LA BATTAGLIA D’AUTUNNO

La questione politica centrale che il Paese si troverà ad affrontare alla fine dell’estate non sarà né la nascita tormentata del Partito democratico né capire se il centrodestra saprà dare una risposta politica alla maggioranza o continuerà a limitarsi a fischiare dal loggione. Il vero nodo sarà come e dove reperire i 21 miliardi (oltre quarantamila miliardi di vecchie lire) di impegni di spesa già presi dal governo Prodi anche se non ancora trasformati in leggi. Collegato a questo c’è il secondo capitolo: se il centrosinistra intende affrontare il tema del rilancio della crescita e in quale modo. È questa la partita strutturale che ci attende e impone alla politica di scegliere. I dati resi noti dall’Istat e dall’Ocse, infatti, sono risuonati come un amaro richiamo alla realtà: il Paese cresce, e questa è la buona notizia, ma il suo ritmo è sceso dal 2% all’1,8.

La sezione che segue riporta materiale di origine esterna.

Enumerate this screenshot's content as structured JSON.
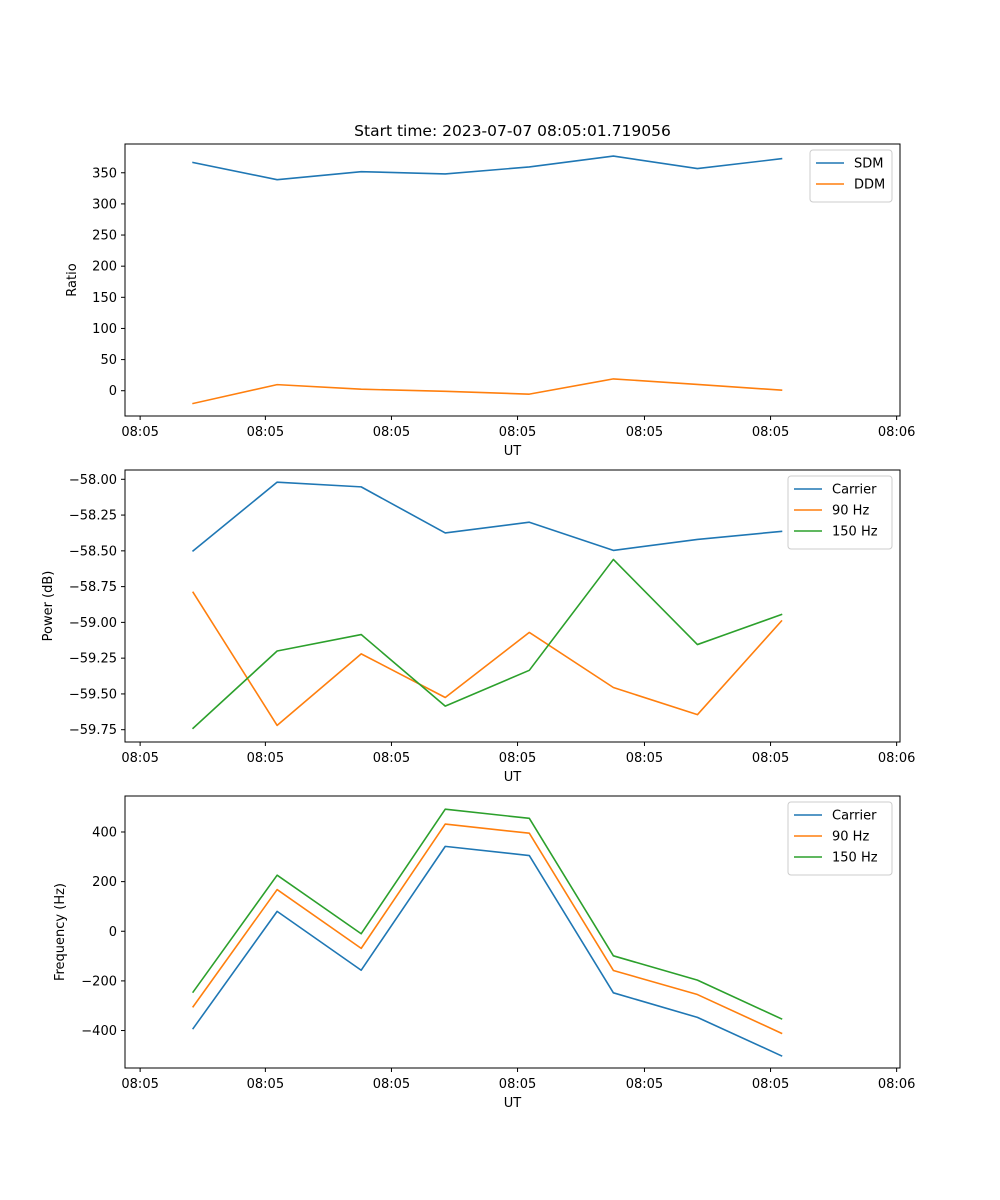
{
  "colors": {
    "blue": "#1f77b4",
    "orange": "#ff7f0e",
    "green": "#2ca02c",
    "axes": "#000000",
    "legend_border": "#cccccc",
    "background": "#ffffff"
  },
  "chart_data": [
    {
      "type": "line",
      "title": "Start time: 2023-07-07 08:05:01.719056",
      "xlabel": "UT",
      "ylabel": "Ratio",
      "x": [
        1,
        2,
        3,
        4,
        5,
        6,
        7,
        8
      ],
      "xlim": [
        0.19,
        9.41
      ],
      "xticks": [
        0.37,
        1.86,
        3.36,
        4.86,
        6.37,
        7.87,
        9.37
      ],
      "xtick_labels": [
        "08:05",
        "08:05",
        "08:05",
        "08:05",
        "08:05",
        "08:05",
        "08:06"
      ],
      "ylim": [
        -40.6,
        396.2
      ],
      "yticks": [
        0,
        50,
        100,
        150,
        200,
        250,
        300,
        350
      ],
      "ytick_labels": [
        "0",
        "50",
        "100",
        "150",
        "200",
        "250",
        "300",
        "350"
      ],
      "legend_position": "top-right",
      "series": [
        {
          "name": "SDM",
          "color": "blue",
          "values": [
            366.5,
            338.9,
            351.8,
            348.1,
            359.4,
            376.8,
            356.7,
            372.6
          ]
        },
        {
          "name": "DDM",
          "color": "orange",
          "values": [
            -20.5,
            9.8,
            2.4,
            -1.0,
            -5.5,
            19.0,
            10.1,
            0.9
          ]
        }
      ]
    },
    {
      "type": "line",
      "title": "",
      "xlabel": "UT",
      "ylabel": "Power (dB)",
      "x": [
        1,
        2,
        3,
        4,
        5,
        6,
        7,
        8
      ],
      "xlim": [
        0.19,
        9.41
      ],
      "xticks": [
        0.37,
        1.86,
        3.36,
        4.86,
        6.37,
        7.87,
        9.37
      ],
      "xtick_labels": [
        "08:05",
        "08:05",
        "08:05",
        "08:05",
        "08:05",
        "08:05",
        "08:06"
      ],
      "ylim": [
        -59.836,
        -57.935
      ],
      "yticks": [
        -59.75,
        -59.5,
        -59.25,
        -59.0,
        -58.75,
        -58.5,
        -58.25,
        -58.0
      ],
      "ytick_labels": [
        "−59.75",
        "−59.50",
        "−59.25",
        "−59.00",
        "−58.75",
        "−58.50",
        "−58.25",
        "−58.00"
      ],
      "legend_position": "top-right",
      "series": [
        {
          "name": "Carrier",
          "color": "blue",
          "values": [
            -58.5,
            -58.02,
            -58.053,
            -58.375,
            -58.3,
            -58.497,
            -58.42,
            -58.364
          ]
        },
        {
          "name": "90 Hz",
          "color": "orange",
          "values": [
            -58.79,
            -59.72,
            -59.22,
            -59.525,
            -59.07,
            -59.455,
            -59.645,
            -58.99
          ]
        },
        {
          "name": "150 Hz",
          "color": "green",
          "values": [
            -59.74,
            -59.2,
            -59.085,
            -59.585,
            -59.335,
            -58.56,
            -59.155,
            -58.945
          ]
        }
      ]
    },
    {
      "type": "line",
      "title": "",
      "xlabel": "UT",
      "ylabel": "Frequency (Hz)",
      "x": [
        1,
        2,
        3,
        4,
        5,
        6,
        7,
        8
      ],
      "xlim": [
        0.19,
        9.41
      ],
      "xticks": [
        0.37,
        1.86,
        3.36,
        4.86,
        6.37,
        7.87,
        9.37
      ],
      "xtick_labels": [
        "08:05",
        "08:05",
        "08:05",
        "08:05",
        "08:05",
        "08:05",
        "08:06"
      ],
      "ylim": [
        -551,
        545
      ],
      "yticks": [
        -400,
        -200,
        0,
        200,
        400
      ],
      "ytick_labels": [
        "−400",
        "−200",
        "0",
        "200",
        "400"
      ],
      "legend_position": "top-right",
      "series": [
        {
          "name": "Carrier",
          "color": "blue",
          "values": [
            -392,
            80,
            -157,
            342,
            305,
            -248,
            -347,
            -502
          ]
        },
        {
          "name": "90 Hz",
          "color": "orange",
          "values": [
            -304,
            168,
            -69,
            432,
            395,
            -158,
            -255,
            -411
          ]
        },
        {
          "name": "150 Hz",
          "color": "green",
          "values": [
            -245,
            226,
            -10,
            492,
            455,
            -99,
            -197,
            -353
          ]
        }
      ]
    }
  ]
}
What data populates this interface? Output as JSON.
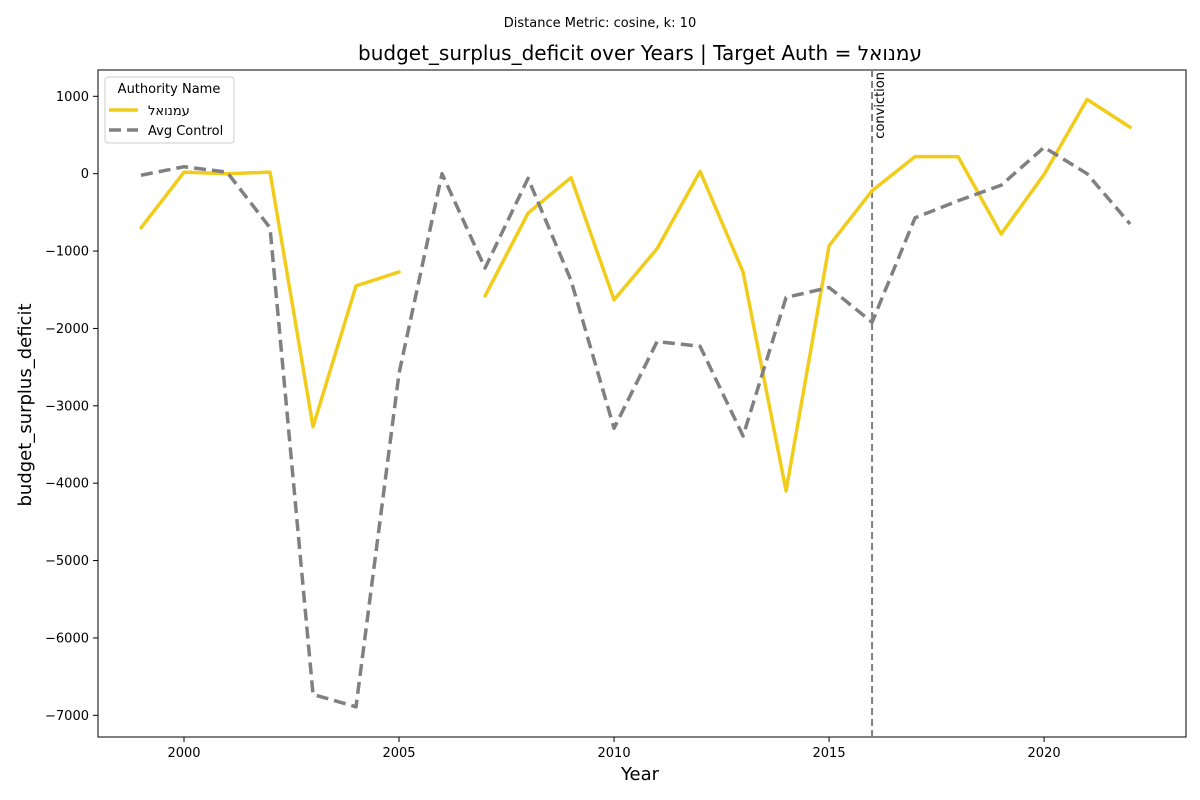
{
  "chart_data": {
    "type": "line",
    "suptitle": "Distance Metric: cosine, k: 10",
    "title": "budget_surplus_deficit over Years | Target Auth = עמנואל",
    "xlabel": "Year",
    "ylabel": "budget_surplus_deficit",
    "xlim": [
      1998,
      2023.3
    ],
    "ylim": [
      -7280,
      1340
    ],
    "xticks": [
      2000,
      2005,
      2010,
      2015,
      2020
    ],
    "yticks": [
      1000,
      0,
      -1000,
      -2000,
      -3000,
      -4000,
      -5000,
      -6000,
      -7000
    ],
    "xtick_labels": [
      "2000",
      "2005",
      "2010",
      "2015",
      "2020"
    ],
    "ytick_labels": [
      "1000",
      "0",
      "−1000",
      "−2000",
      "−3000",
      "−4000",
      "−5000",
      "−6000",
      "−7000"
    ],
    "grid": false,
    "legend": {
      "title": "Authority Name",
      "placement": "upper-left"
    },
    "series": [
      {
        "name": "עמנואל",
        "color": "#f2cc1b",
        "style": "solid",
        "points": [
          [
            1999,
            -700
          ],
          [
            2000,
            20
          ],
          [
            2001,
            0
          ],
          [
            2002,
            20
          ],
          [
            2003,
            -3270
          ],
          [
            2004,
            -1450
          ],
          [
            2005,
            -1270
          ],
          null,
          [
            2007,
            -1580
          ],
          [
            2008,
            -510
          ],
          [
            2009,
            -50
          ],
          [
            2010,
            -1630
          ],
          [
            2011,
            -970
          ],
          [
            2012,
            30
          ],
          [
            2013,
            -1270
          ],
          [
            2014,
            -4100
          ],
          [
            2015,
            -930
          ],
          [
            2016,
            -220
          ],
          [
            2017,
            220
          ],
          [
            2018,
            220
          ],
          [
            2019,
            -780
          ],
          [
            2020,
            -10
          ],
          [
            2021,
            960
          ],
          [
            2022,
            600
          ]
        ]
      },
      {
        "name": "Avg Control",
        "color": "#808080",
        "style": "dashed",
        "points": [
          [
            1999,
            -20
          ],
          [
            2000,
            90
          ],
          [
            2001,
            20
          ],
          [
            2002,
            -700
          ],
          [
            2003,
            -6730
          ],
          [
            2004,
            -6890
          ],
          [
            2005,
            -2580
          ],
          [
            2006,
            0
          ],
          [
            2007,
            -1220
          ],
          [
            2008,
            -60
          ],
          [
            2009,
            -1380
          ],
          [
            2010,
            -3290
          ],
          [
            2011,
            -2170
          ],
          [
            2012,
            -2230
          ],
          [
            2013,
            -3390
          ],
          [
            2014,
            -1600
          ],
          [
            2015,
            -1470
          ],
          [
            2016,
            -1920
          ],
          [
            2017,
            -570
          ],
          [
            2018,
            -350
          ],
          [
            2019,
            -150
          ],
          [
            2020,
            340
          ],
          [
            2021,
            0
          ],
          [
            2022,
            -650
          ]
        ]
      }
    ],
    "annotations": [
      {
        "type": "vline",
        "x": 2016,
        "label": "conviction",
        "color": "#808080",
        "style": "dashed"
      }
    ]
  }
}
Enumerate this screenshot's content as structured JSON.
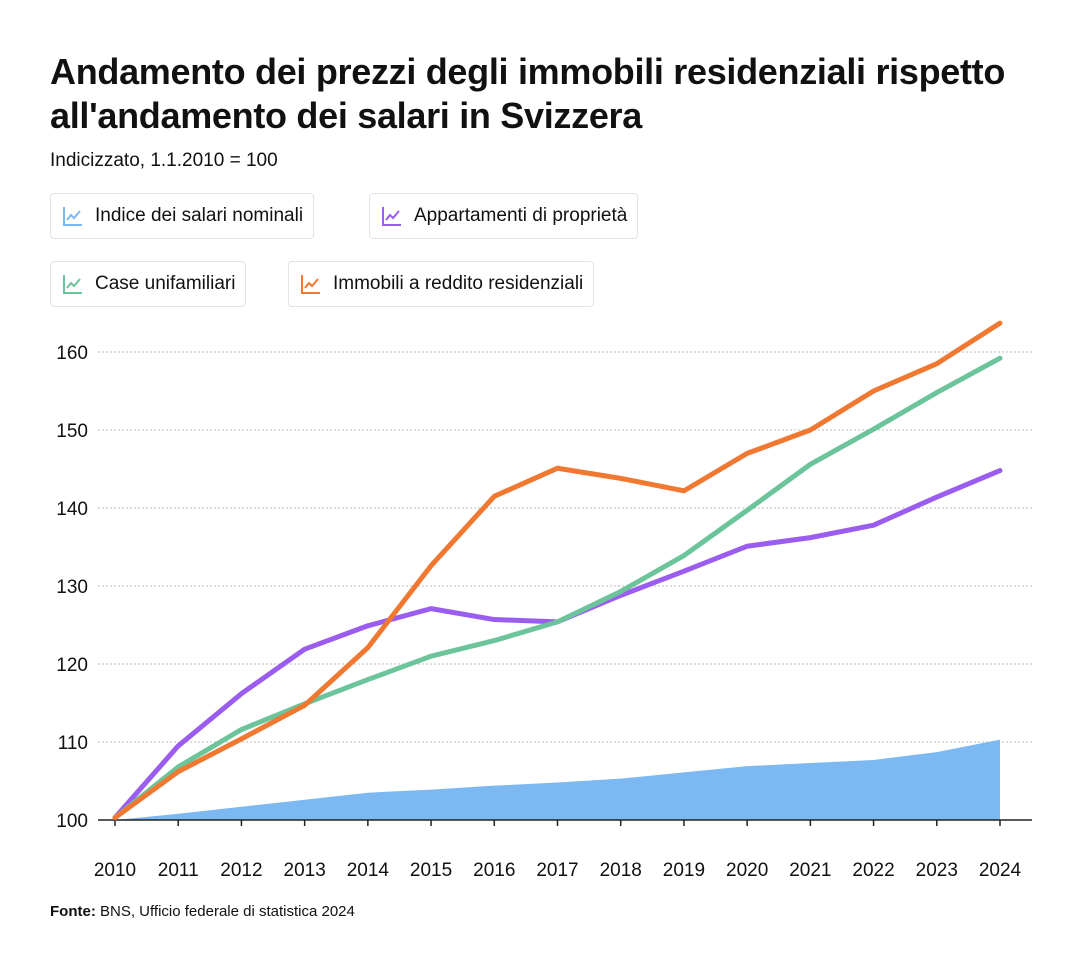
{
  "title": "Andamento dei prezzi degli immobili residenziali rispetto all'andamento dei salari in Svizzera",
  "subtitle": "Indicizzato, 1.1.2010 = 100",
  "source_label": "Fonte:",
  "source_text": "BNS, Ufficio federale di statistica 2024",
  "legend": [
    {
      "label": "Indice dei salari nominali",
      "color": "#7cb8f2",
      "icon": "line-chart-icon"
    },
    {
      "label": "Appartamenti di proprietà",
      "color": "#9b5cf0",
      "icon": "line-chart-icon"
    },
    {
      "label": "Case unifamiliari",
      "color": "#6cc49b",
      "icon": "line-chart-icon"
    },
    {
      "label": "Immobili a reddito residenziali",
      "color": "#f07830",
      "icon": "line-chart-icon"
    }
  ],
  "chart_data": {
    "type": "line",
    "title": "Andamento dei prezzi degli immobili residenziali rispetto all'andamento dei salari in Svizzera",
    "subtitle": "Indicizzato, 1.1.2010 = 100",
    "xlabel": "",
    "ylabel": "",
    "x": [
      "2010",
      "2011",
      "2012",
      "2013",
      "2014",
      "2015",
      "2016",
      "2017",
      "2018",
      "2019",
      "2020",
      "2021",
      "2022",
      "2023",
      "2024"
    ],
    "yticks": [
      "100",
      "110",
      "120",
      "130",
      "140",
      "150",
      "160"
    ],
    "ylim": [
      100,
      163
    ],
    "grid": true,
    "series": [
      {
        "name": "Indice dei salari nominali",
        "type": "area",
        "color": "#7cb8f2",
        "values": [
          100,
          100.8,
          101.7,
          102.6,
          103.5,
          103.9,
          104.4,
          104.8,
          105.3,
          106.1,
          106.9,
          107.3,
          107.7,
          108.7,
          110.3
        ]
      },
      {
        "name": "Appartamenti di proprietà",
        "color": "#9b5cf0",
        "values": [
          100.3,
          109.5,
          116.2,
          121.9,
          124.9,
          127.1,
          125.7,
          125.4,
          128.8,
          131.9,
          135.1,
          136.2,
          137.8,
          141.4,
          144.8
        ]
      },
      {
        "name": "Case unifamiliari",
        "color": "#6cc49b",
        "values": [
          100.3,
          106.8,
          111.6,
          114.9,
          118.0,
          121.0,
          123.0,
          125.4,
          129.3,
          133.9,
          139.7,
          145.6,
          150.1,
          154.8,
          159.2
        ]
      },
      {
        "name": "Immobili a reddito residenziali",
        "color": "#f07830",
        "values": [
          100.3,
          106.2,
          110.4,
          114.7,
          122.1,
          132.6,
          141.5,
          145.1,
          143.8,
          142.2,
          147.0,
          150.0,
          155.0,
          158.5,
          163.7
        ]
      }
    ]
  }
}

A questo punto l’obiettivo di rimanere agganciati al 2 per cento, appare meno facilmente raggiungibile. E questa è la cattiva notizia. Il superindice Ocse poi ci rimanda la ben nota fotografia di un sistema dove l’economia si conferma come la più fragile dei Paesi europei avanzati. Usa, Germania, Francia, per non parlare della Cina, mantengono un buon passo o corrono. L’Italia resta indietro. Un anno fa i dati della crescita del 2006 colsero tutti di sorpresa, perché si rivelarono migliori delle previsioni e confermarono una interessante novità: dopo anni di stagnazione a crescita zero o poco più, il Paese sembrava risvegliarsi. Ma nonostante il quadro sembrasse rasserenarsi, il governo lanciò l’allarme dello squilibrio dei conti ereditato dal centrodestra, previde una correzione di 20 miliardi di euro. E, in effetti, la Finanziaria che seguì fu incentrata sul lato delle entrate con modesti tagli alla spesa pubblica.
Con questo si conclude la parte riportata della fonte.